Riot burglars face longer in jail under new guidelines
Burglars who break into homes or businesses during any future riots could face longer prison sentences under new guidelines issued to judges.
The Sentencing Council for England and Wales said recent disturbances had influenced new national guidelines on prison terms for burglars.
The body said judges had been broadly getting burglary jail terms right.
The new guidelines for magistrates and crown courts will apply to sentences handed down from mid-January 2012.
The council, which is charged with promoting consistency and transparency in sentencing, said jail terms should reflect the harm inflicted upon the victim rather than just the blame that can be attached to the offender.
But in the incoming guidelines, it also said that public disorder should be a relevant sentencing factor for judges if wider events play a part in somebody's decision to break into a property.
"Although the consultation closed before the disturbances in England in August, and responses did not therefore reference these events, the definitive guideline does take these events into consideration," said the council.
"The council recognises the damage caused and consequences of such events, especially for small businesses and shop owners living above or near premises, and has therefore included the context of general public disorder as a factor indicating greater harm caused in any burglary offence."
The chairman of the Sentencing Council, Lord Justice Leveson, is among the three Court of Appeal judges who will rule on whether looters have received appropriate sentences for their part in the August disorder.

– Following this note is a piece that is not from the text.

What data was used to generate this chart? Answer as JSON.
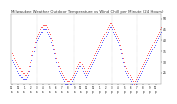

Lord Justice Hughes, deputy chairman of the Sentencing Council, said: "Burglary is often not simply a crime against property but may have a serious impact on people whose houses or businesses are invaded.
"Those who burgle people's houses will normally go to prison."
The council had initially proposed restricting the sentencing range for non-domestic burglaries to between one and four years, reflecting the practice in most cases.
However, it said it had set the upper limit at five years based on responses to the consultation.
The guidelines say that burglars who use a weapon will always receive a custodial sentence which can reach 13 years.
Other burglars who break into homes should expect sentences up to six years - two years higher than previously proposed.
Judges should take into account the effect on the victim, such as where a householder is terrified to be in their own home after a break-in.
Although the guidelines set out detailed scenarios for judges and magistrates to follow, they are not absolute.
Criminals can be sentenced outside of the ranges in the guidelines where the court believes it is in the interests of justice to do so.